I am writing a program in MASM64.
I use WinAPI a lot.
I don't use the push and pop instructions, I use mov [rsp + x] instead.
I don't use local variables.
I don't use prolog/epilog.
I don't use RBP at all.
I do use sub rsp, x to preserve a shadow space and keep the stack 16 bytes aligned.

What is the difference between ending a procedure with ret x vs add rsp, x? I understand they both add value to RSP to clean up the stack.
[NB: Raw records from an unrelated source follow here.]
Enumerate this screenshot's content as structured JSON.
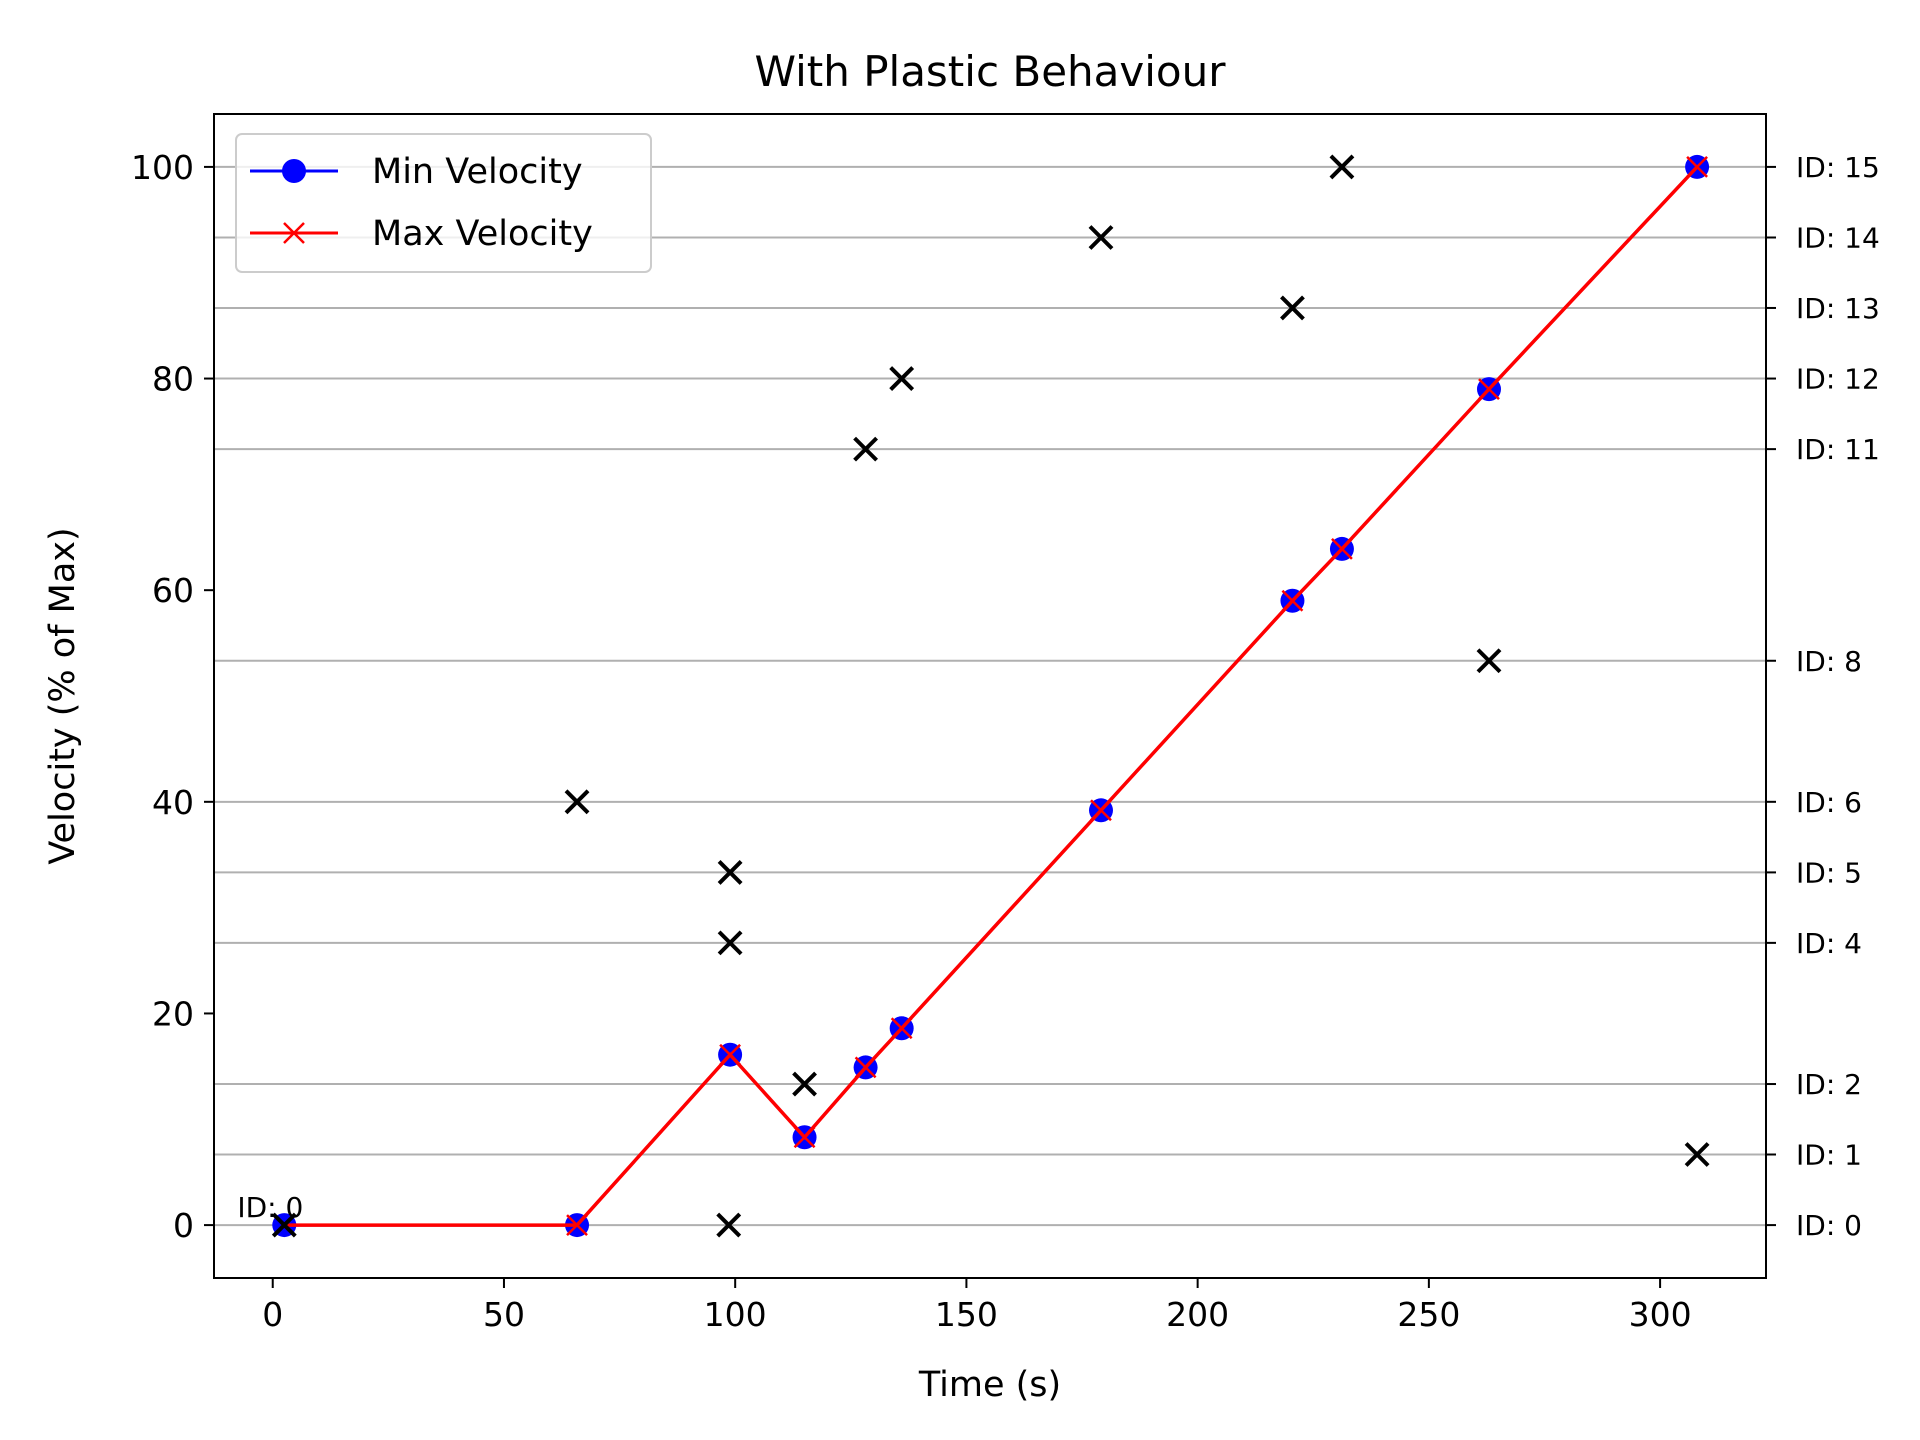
{
  "chart_data": {
    "type": "line",
    "title": "With Plastic Behaviour",
    "xlabel": "Time (s)",
    "ylabel": "Velocity (% of Max)",
    "xlim": [
      -12.7,
      322.9
    ],
    "ylim": [
      -5,
      105
    ],
    "x_ticks": [
      0,
      50,
      100,
      150,
      200,
      250,
      300
    ],
    "y_ticks": [
      0,
      20,
      40,
      60,
      80,
      100
    ],
    "grid": "horizontal lines at ID levels",
    "legend_position": "upper-left",
    "series": [
      {
        "name": "Min Velocity",
        "color": "#0000ff",
        "marker": "circle",
        "x": [
          2.5,
          65.8,
          98.9,
          115.0,
          128.2,
          136.0,
          179.1,
          220.5,
          231.2,
          263.0,
          308.0
        ],
        "y": [
          0,
          0,
          16.1,
          8.3,
          14.9,
          18.6,
          39.2,
          59.0,
          63.9,
          79.0,
          100
        ]
      },
      {
        "name": "Max Velocity",
        "color": "#ff0000",
        "marker": "x",
        "x": [
          2.5,
          65.8,
          98.9,
          115.0,
          128.2,
          136.0,
          179.1,
          220.5,
          231.2,
          263.0,
          308.0
        ],
        "y": [
          0,
          0,
          16.1,
          8.3,
          14.9,
          18.6,
          39.2,
          59.0,
          63.9,
          79.0,
          100
        ]
      }
    ],
    "id_markers": {
      "color": "#000000",
      "marker": "x",
      "x": [
        2.5,
        65.8,
        98.6,
        98.9,
        98.9,
        115.0,
        128.2,
        136.0,
        179.1,
        220.5,
        231.2,
        263.0,
        308.0
      ],
      "y": [
        0,
        40,
        0,
        26.67,
        33.33,
        13.33,
        73.33,
        80.0,
        93.33,
        86.67,
        100,
        53.33,
        6.67
      ]
    },
    "id_levels": [
      {
        "label": "ID: 0",
        "y": 0
      },
      {
        "label": "ID: 1",
        "y": 6.67
      },
      {
        "label": "ID: 2",
        "y": 13.33
      },
      {
        "label": "ID: 4",
        "y": 26.67
      },
      {
        "label": "ID: 5",
        "y": 33.33
      },
      {
        "label": "ID: 6",
        "y": 40.0
      },
      {
        "label": "ID: 8",
        "y": 53.33
      },
      {
        "label": "ID: 11",
        "y": 73.33
      },
      {
        "label": "ID: 12",
        "y": 80.0
      },
      {
        "label": "ID: 13",
        "y": 86.67
      },
      {
        "label": "ID: 14",
        "y": 93.33
      },
      {
        "label": "ID: 15",
        "y": 100
      }
    ],
    "annotation": {
      "text": "ID: 0",
      "x": 2.5,
      "y": 0
    }
  }
}
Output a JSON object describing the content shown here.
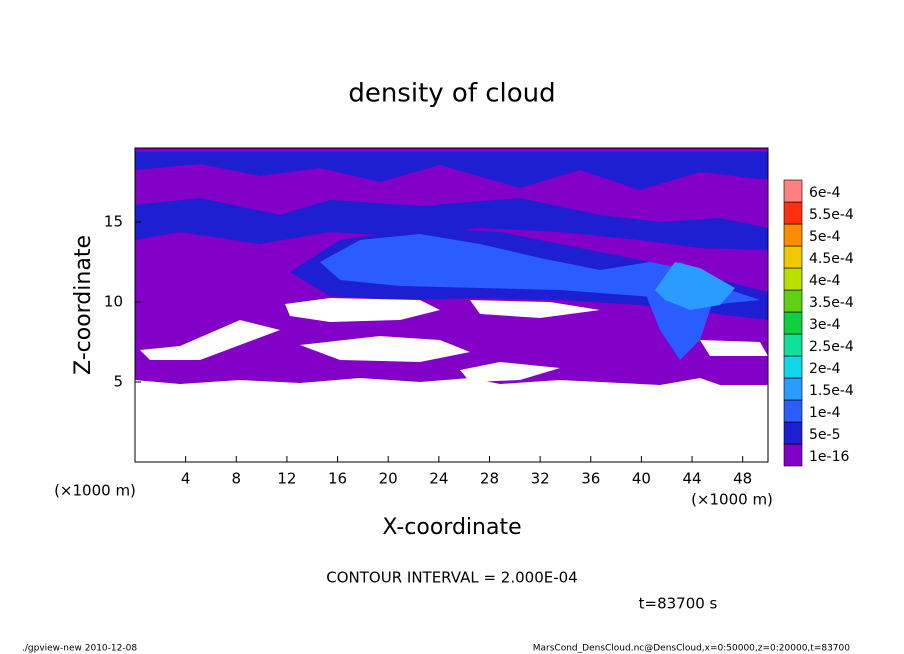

Any performance difference?
I guess ret x would be faster, since after add rsp, x there will be a ret anyway.

Solution

Let's say on the stack we have 55, 44, 33, 22, 11 (top to bottom) and we have 64-bit integers.

In this case, ret 0x20 would return to address 55 and then remove the other four values from the stack, while add rsp, 0x20; ret would first remove four values from the stack and then return to address 11.

In both cases, a total of five values gets removed from the stack, but the return address is different in the two cases.

Since you said that you use this for local variables for which you created space using sub rsp, x from within your function, you'll need the latter case (add rsp, x; ret). The other case is for removing function arguments which the caller pushed before calling the function.

Neither mainstream x86-64 calling convention uses a callee-pops convention, so x86-64 code uses plain ret, leaving the stack args allocated. The caller can reuse that space for another call.

A few 32-bit conventions are callee-pops, like stdcall and fastcall, using ret n. i386 System V and cdecl are caller-pops conventions.